Le CDI intérimaire continue de séduire les travailleurs temporaires

En 2018, 25 200 CDI intérimaires ont été signés en France, soit une moyenne de 2 100 nouveaux contrats chaque mois. Au total, depuis sa mise en place en 2014, 51 600 CDII ont été signés entre les agences d’emploi et les intérimaires. Si l’on tient compte de la création d’emploi en CDII, « la tendance annuelle de l’emploi intérimaire se situerait donc à près de +4,0 % au lieu de +1,8 %, hors CDII ».

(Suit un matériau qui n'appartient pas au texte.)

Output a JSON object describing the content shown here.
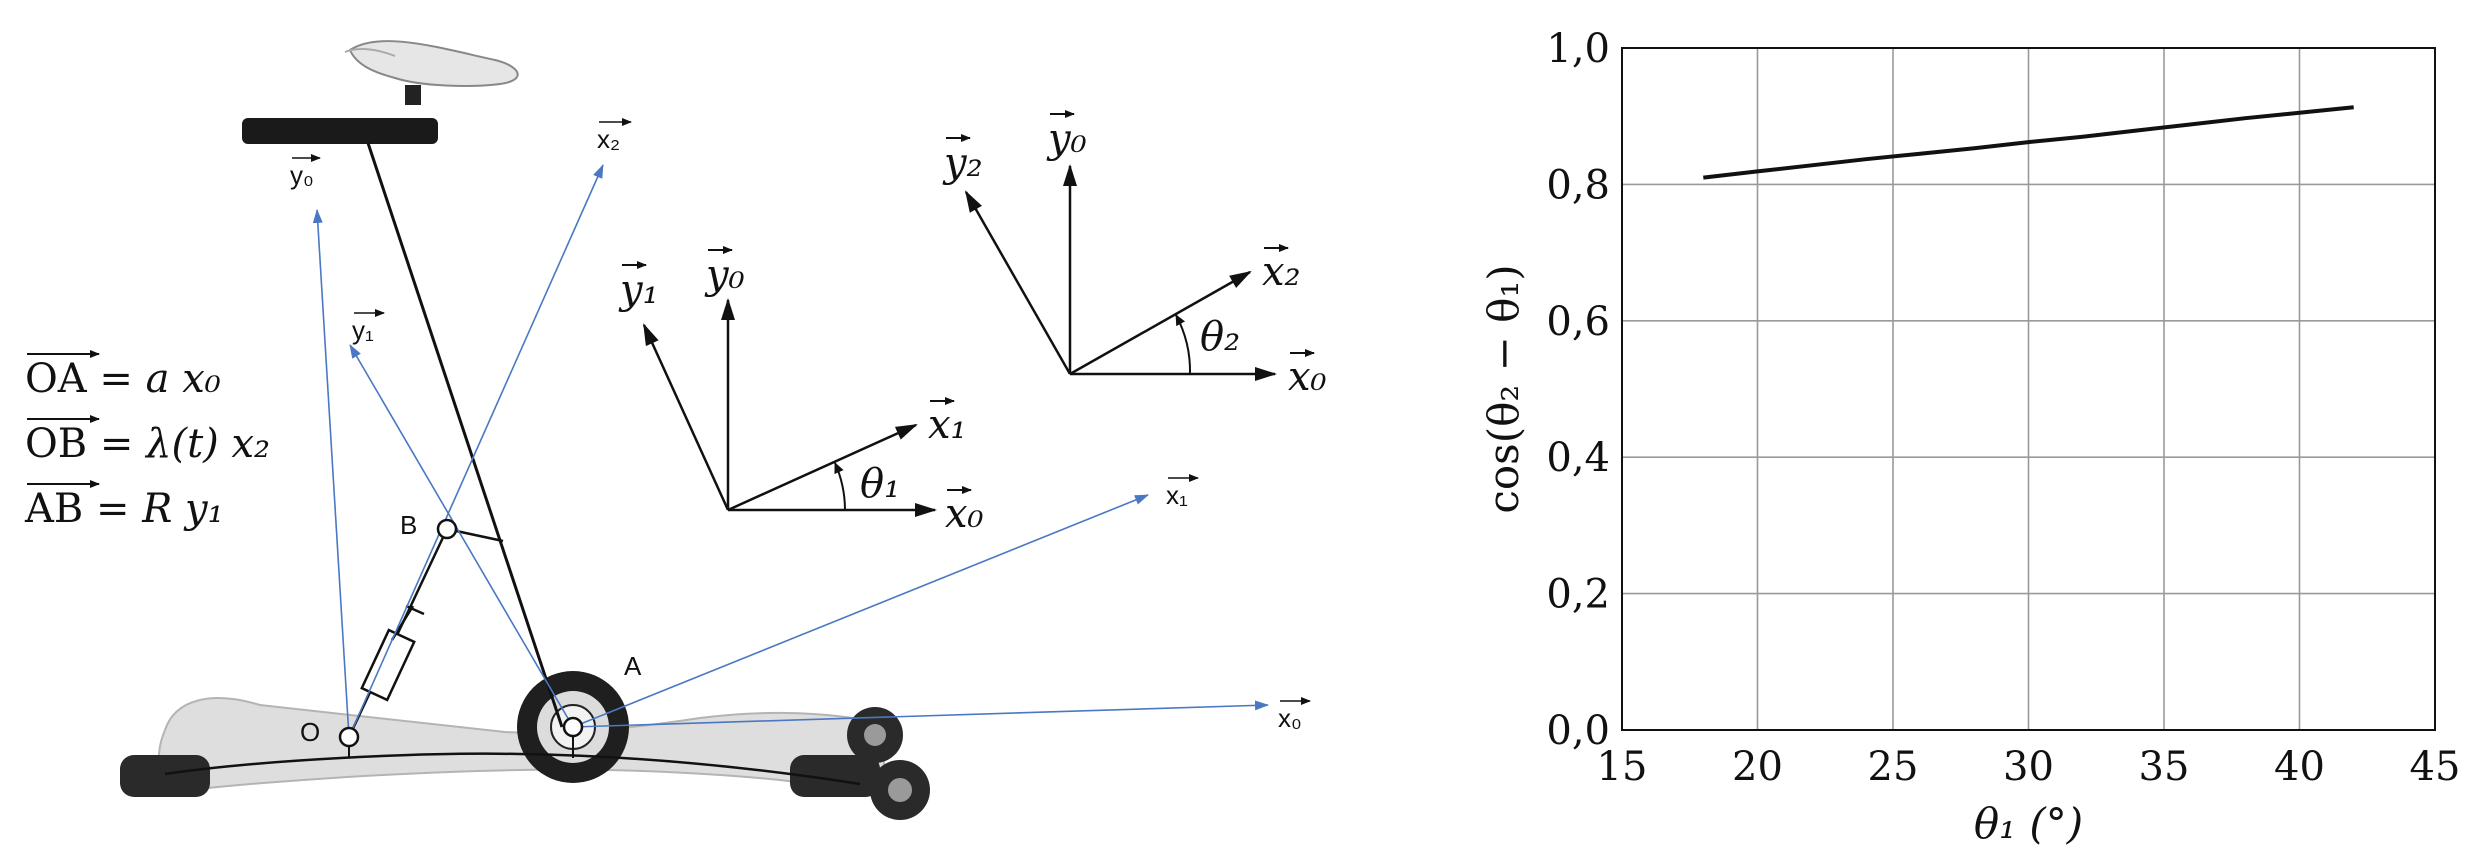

Le CDII a été officiellement reconnu comme contrat de travail en septembre 2018, après plusieurs années de test concluant. Pour les intérimaires, il s’agit avant tout d’une solution alternative permettant de « bénéficier de la sécurité d’un CDI et de dispositifs de formation ». En effet, entre deux missions d’interim, le travailleur temporaire ayant signé un CDII est payé par son agence d’emploi et peut suivre une formation afin de compléter ses compétences professionnelles et décrocher davantage d’opportunités. Cela lui permet de percevoir une rémunération chaque mois. Quant aux entreprises utilisatrices, elles « conservent la souplesse du recours à un salarié pour des missions ponctuelles ». Enfin, les agences d’emploi comme LIP proposent des CDII aux intérimaires fidèles et compétents.